JAKARTA - Banyak pihak tersentil dengan niat Pemerintah Malaysia untuk meregistrasikan tari Tor-tor dan alat musik Gordang Sambilan dalam akta warisan negara. Penyelamatan keduanya turut mensyaratkan kontribusi banyak pihak.
Kementerian Pariwisata dan Ekonomi Kreatif mengambil sikap tidak gegabah mengatakan bahwa Malaysia berniat mengklaim tari Tor-tor dan Gordang Sambilan sebagai warisan budaya miliknya. "Kita harus bisa buktikan bahwa tari Tor-tor asalnya dari sini, Mandailing. Itu harus ada dokumentasinya, sejarahnya, dan seterusnya," kata Menteri Pariwisata dan Ekonomi Kreatif Mari Elka Pangestu di Museum Nasional, Jakarta, Jumat (22/6/2012).
"Kalau ada kebudayaan kita yang digunakan, tidak masalah, silakan, asalkan tidak mengklaim. Ini prinsipnya," lugasnya.

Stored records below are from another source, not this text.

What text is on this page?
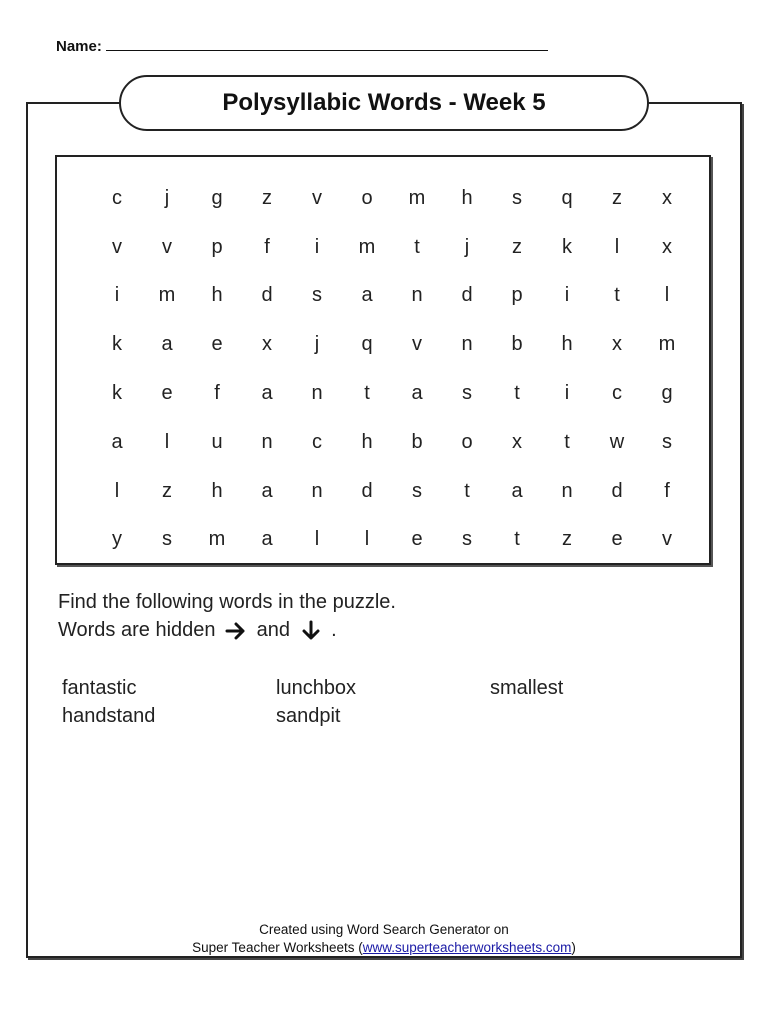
Name:
Polysyllabic Words - Week 5
c	j	g	z	v	o	m	h	s	q	z	x
v	v	p	f	i	m	t	j	z	k	l	x
i	m	h	d	s	a	n	d	p	i	t	l
k	a	e	x	j	q	v	n	b	h	x	m
k	e	f	a	n	t	a	s	t	i	c	g
a	l	u	n	c	h	b	o	x	t	w	s
l	z	h	a	n	d	s	t	a	n	d	f
y	s	m	a	l	l	e	s	t	z	e	v
Find the following words in the puzzle.
Words are hidden and .
fantastic	lunchbox	smallest
handstand	sandpit
Created using Word Search Generator on
Super Teacher Worksheets (www.superteacherworksheets.com)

Mari menambahkan, Kemenparekraf dalam posisi mendukung Kementerian Pendidikan dan Kebudayaan (Kemendikbud) yang berencana mendaftarkan tari Tor-tor dan Gordang Sambilan ke UNESCO. Pendaftaran nantinya masuk dalam program Warisan Budaya Nasional (Warbudnas) dari Kemendikbud pada 2013.
"Yang penting, bagaimana kita mendokumentasikan kebudayaan. Kami dalam posisi mendukung pihak-pihak yang akan menjadi penjuru, karena ini menyangkut Hak atas Karya Intelektual (HaKI), communal right, ada pula aspek hukum dan aspek bilateral, ranahnya Kementerian Luar Negeri," paparnya.
Mari menyadari bahwa poin penting untuk melestarikan kebudayaan Nusantara adalah lewat kegiatan pendokumentasian, pengembangan, dan pemanfaatan. Menurutnya, kegiatan tersebut berproses dan berkelanjutan. Hingga kini, diakuinya, sekira 2.000 kebudayaan Indonesia sudah didokumentasikan dengan baik, termasuk tarian, lagu, alat musik, busana daerah, dan sebagainya.
"Pemerintah daerah sangat berkepentingan untuk mendokumentasikan kebudayaan miliknya dengan baik dan terus mengembangkan. Sesuatu yang tidak digunakan, dihidupkan lagi," tutupnya.